Forte Braschi
Il forte Braschi deve questo nome al fatto che l’area sulla quale fu realizzato apparteneva al cardinale Braschi; la sua denominazione ufficiale è, del resto, forte Casal Braschi, in quanto precedentemente sullo stesso sito sorgeva una delle postazioni di controllo della tenuta.
A cavaliere della strada (attuale via della Pineta Sacchetti) e dell’acquedotto, che vennero leggermente deviati, rimane sulla destra della via, a 2,5 chilometri a sud rispetto al forte Trionfale, a 2 chilometri (in linea d’aria) rispetto al saliente delle mura vaticane e a 1,5 chilometri dal forte Boccèa, a sud-ovest.
Con le artiglierie posizionate sul fronte esterno copriva da est a ovest la valle dell’Inferno, le alture a ovest della via Trionfale, le “ondulazioni” di Piombino, Vacchereccia, cascina Zacchei, l’area di Primavalle sino alle alture di S. Agata, piano di Marmo, Torrevecchia e Tre fontane. Con il fianco destro attuava il tiro incrociato con il forte Trionfale e copriva le alture di via Trionfale, quelle del Vaticano e la valle dell’Inferno. A sinistra, invece, assicurava il traguardo con il forte Boccèa e copriva le alture di Primavalle, Monte Spaccato, Acquafredda e delle Tre fontane.

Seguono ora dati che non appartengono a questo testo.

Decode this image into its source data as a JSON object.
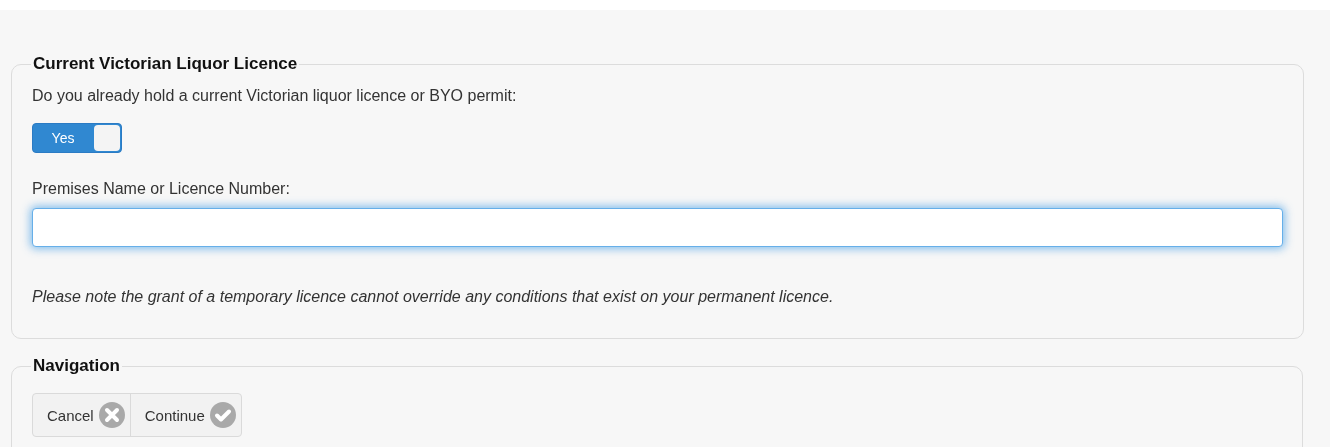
{
  "sections": [
    {
      "kind": "licence",
      "legend": "Current Victorian Liquor Licence",
      "question": "Do you already hold a current Victorian liquor licence or BYO permit:",
      "toggle": {
        "label": "Yes",
        "on": true
      },
      "field_label": "Premises Name or Licence Number:",
      "field": {
        "focused": true
      },
      "note": "Please note the grant of a temporary licence cannot override any conditions that exist on your permanent licence."
    },
    {
      "kind": "navigation",
      "legend": "Navigation",
      "buttons": [
        {
          "label": "Cancel",
          "kind": "cancel"
        },
        {
          "label": "Continue",
          "kind": "continue"
        }
      ]
    }
  ]
}
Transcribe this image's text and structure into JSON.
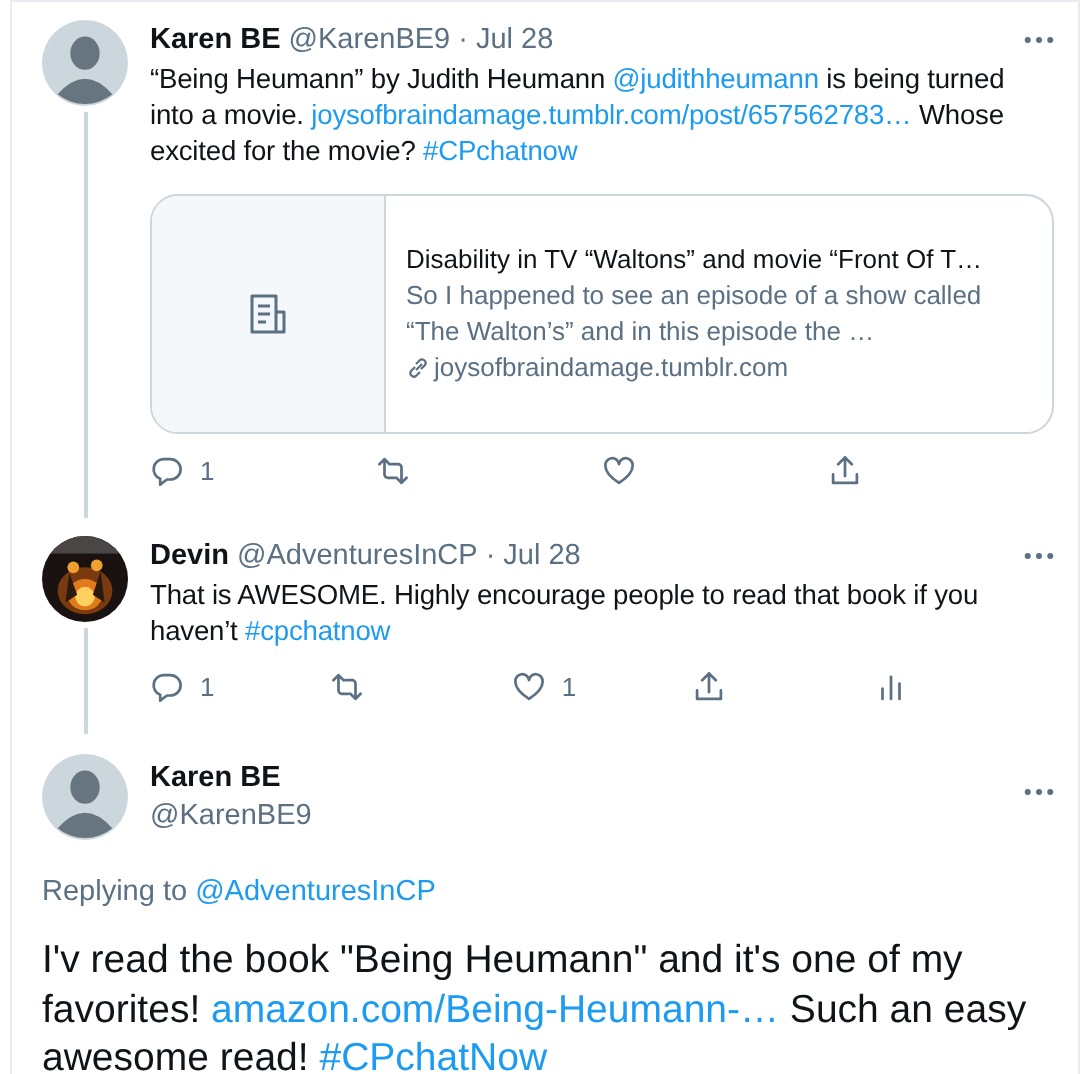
{
  "tweets": [
    {
      "name": "Karen BE",
      "handle": "@KarenBE9",
      "separator": "·",
      "date": "Jul 28",
      "avatar": {
        "kind": "default"
      },
      "thread_line": true,
      "body": [
        {
          "kind": "text",
          "text": "“Being Heumann” by Judith Heumann "
        },
        {
          "kind": "link",
          "text": "@judithheumann"
        },
        {
          "kind": "text",
          "text": "  is being turned into a movie. "
        },
        {
          "kind": "link",
          "text": "joysofbraindamage.tumblr.com/post/657562783…"
        },
        {
          "kind": "text",
          "text": " Whose excited for the movie? "
        },
        {
          "kind": "link",
          "text": "#CPchatnow"
        }
      ],
      "card": {
        "title": "Disability in TV “Waltons” and movie “Front Of T…",
        "description": "So I happened to see an episode of a show called “The Walton’s” and in this episode the …",
        "domain": "joysofbraindamage.tumblr.com"
      },
      "actions": [
        {
          "kind": "reply",
          "count": "1"
        },
        {
          "kind": "retweet"
        },
        {
          "kind": "like"
        },
        {
          "kind": "share"
        }
      ]
    },
    {
      "name": "Devin",
      "handle": "@AdventuresInCP",
      "separator": "·",
      "date": "Jul 28",
      "avatar": {
        "kind": "picture"
      },
      "thread_line": true,
      "body": [
        {
          "kind": "text",
          "text": "That is AWESOME. Highly encourage people to read that book if you haven’t "
        },
        {
          "kind": "link",
          "text": "#cpchatnow"
        }
      ],
      "actions": [
        {
          "kind": "reply",
          "count": "1"
        },
        {
          "kind": "retweet"
        },
        {
          "kind": "like",
          "count": "1"
        },
        {
          "kind": "share"
        },
        {
          "kind": "analytics"
        }
      ]
    }
  ],
  "main_tweet": {
    "name": "Karen BE",
    "handle": "@KarenBE9",
    "replying_label": "Replying to",
    "replying_to": "@AdventuresInCP",
    "body": [
      {
        "kind": "text",
        "text": "I'v read the book \"Being Heumann\" and it's one of my favorites! "
      },
      {
        "kind": "link",
        "text": "amazon.com/Being-Heumann-…"
      },
      {
        "kind": "text",
        "text": " Such an easy awesome read! "
      },
      {
        "kind": "link",
        "text": "#CPchatNow"
      }
    ]
  }
}
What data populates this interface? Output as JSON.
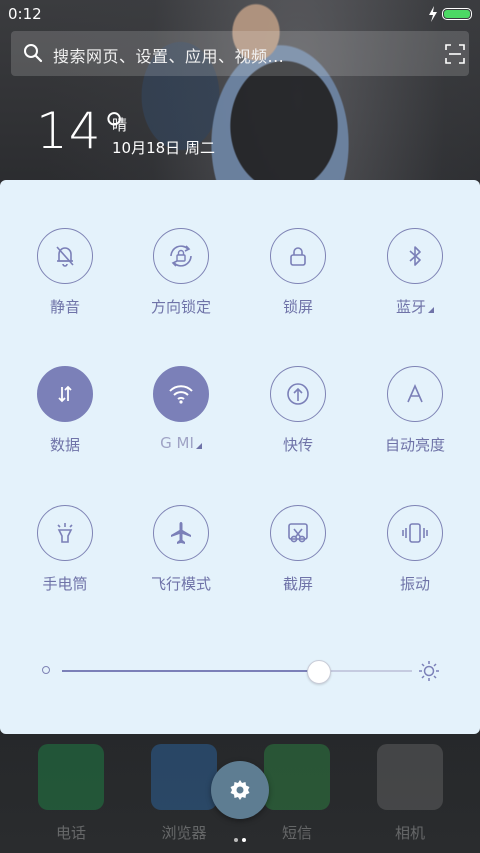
{
  "status": {
    "time": "0:12",
    "battery_level": 1.0
  },
  "search": {
    "placeholder": "搜索网页、设置、应用、视频..."
  },
  "weather": {
    "temperature": "14°",
    "condition": "晴",
    "date": "10月18日 周二"
  },
  "toggles": [
    {
      "id": "mute",
      "label": "静音",
      "icon": "bell-off-icon",
      "active": false
    },
    {
      "id": "rotation-lock",
      "label": "方向锁定",
      "icon": "rotation-lock-icon",
      "active": false
    },
    {
      "id": "lock-screen",
      "label": "锁屏",
      "icon": "lock-icon",
      "active": false
    },
    {
      "id": "bluetooth",
      "label": "蓝牙",
      "icon": "bluetooth-icon",
      "active": false,
      "has_menu": true
    },
    {
      "id": "data",
      "label": "数据",
      "icon": "data-arrows-icon",
      "active": true
    },
    {
      "id": "wifi",
      "label": "G MI",
      "icon": "wifi-icon",
      "active": true,
      "has_menu": true
    },
    {
      "id": "fast-transfer",
      "label": "快传",
      "icon": "upload-icon",
      "active": false
    },
    {
      "id": "auto-brightness",
      "label": "自动亮度",
      "icon": "auto-brightness-icon",
      "active": false
    },
    {
      "id": "flashlight",
      "label": "手电筒",
      "icon": "flashlight-icon",
      "active": false
    },
    {
      "id": "airplane",
      "label": "飞行模式",
      "icon": "airplane-icon",
      "active": false
    },
    {
      "id": "screenshot",
      "label": "截屏",
      "icon": "scissors-icon",
      "active": false
    },
    {
      "id": "vibrate",
      "label": "振动",
      "icon": "vibrate-icon",
      "active": false
    }
  ],
  "brightness": {
    "level": 0.73
  },
  "dock": [
    {
      "label": "电话",
      "icon": "phone-app-icon",
      "color": "#1aa851"
    },
    {
      "label": "浏览器",
      "icon": "browser-app-icon",
      "color": "#2f7fd0"
    },
    {
      "label": "短信",
      "icon": "messages-app-icon",
      "color": "#2ea84a"
    },
    {
      "label": "相机",
      "icon": "camera-app-icon",
      "color": "#7c7c7c"
    }
  ],
  "colors": {
    "accent": "#7b80b8",
    "panel": "#e4f2fb",
    "battery": "#4cd964"
  }
}
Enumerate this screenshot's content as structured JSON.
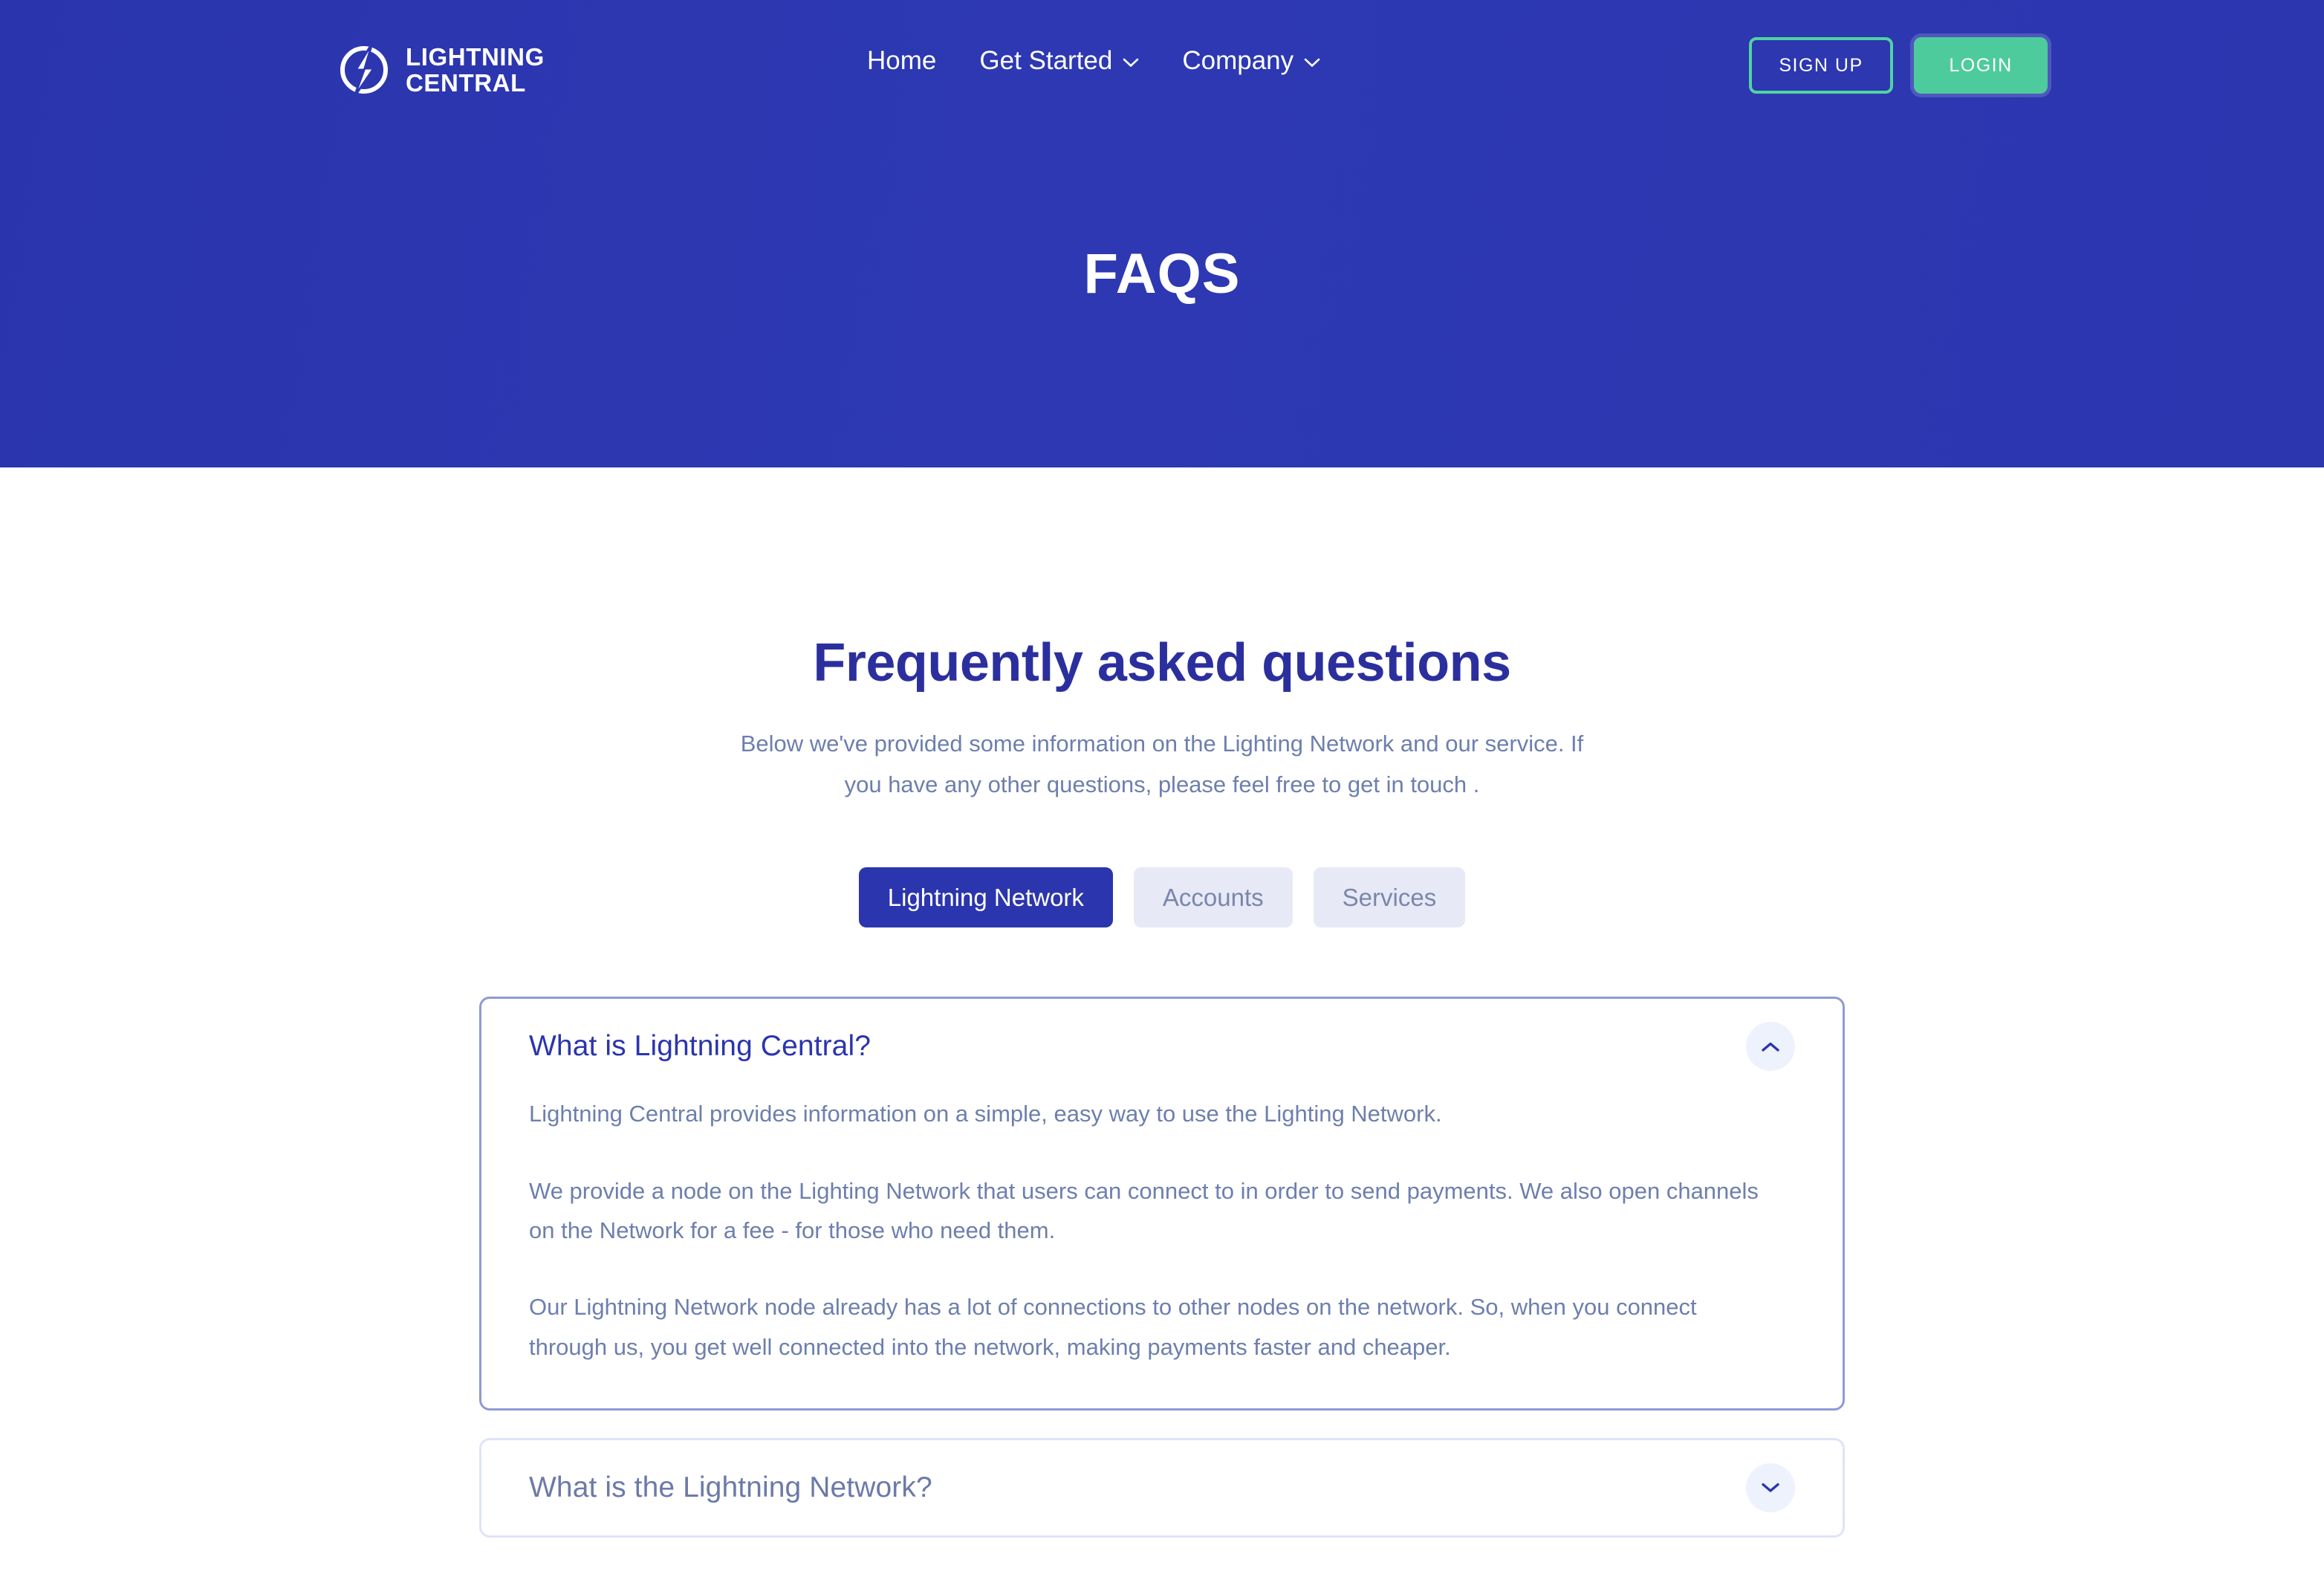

La specificità difensiva era affidata, in particolar modo, al fronte principale per tutelare l’area a nord-ovest della capitale e al tiro incrociato con i due forti limitrofi.
Il forte Braschi fa parte della prima fase realizzativa del campo trincerato e fu iniziato in contemporanea con gli altri forti alla destra del Tevere. Cominciato nel novembre 1877, fu portato a termine nel 1881. Non si hanno in questo caso informazioni relative ai costi, ma l’esproprio di un’area appartenente al cardinal Braschi e la deviazione, sia pur di limitate proporzioni, della via e dell’acquedotto, dovettero far lievitare notevolmente i costi indiretti.
La planimetria essenziale del forte è riconducibile a un trapezio isoscele “spezzato” lungo un asse verticale nei due fronti principali, al fine di consentire un raggio d’azione più ampio alle artiglierie.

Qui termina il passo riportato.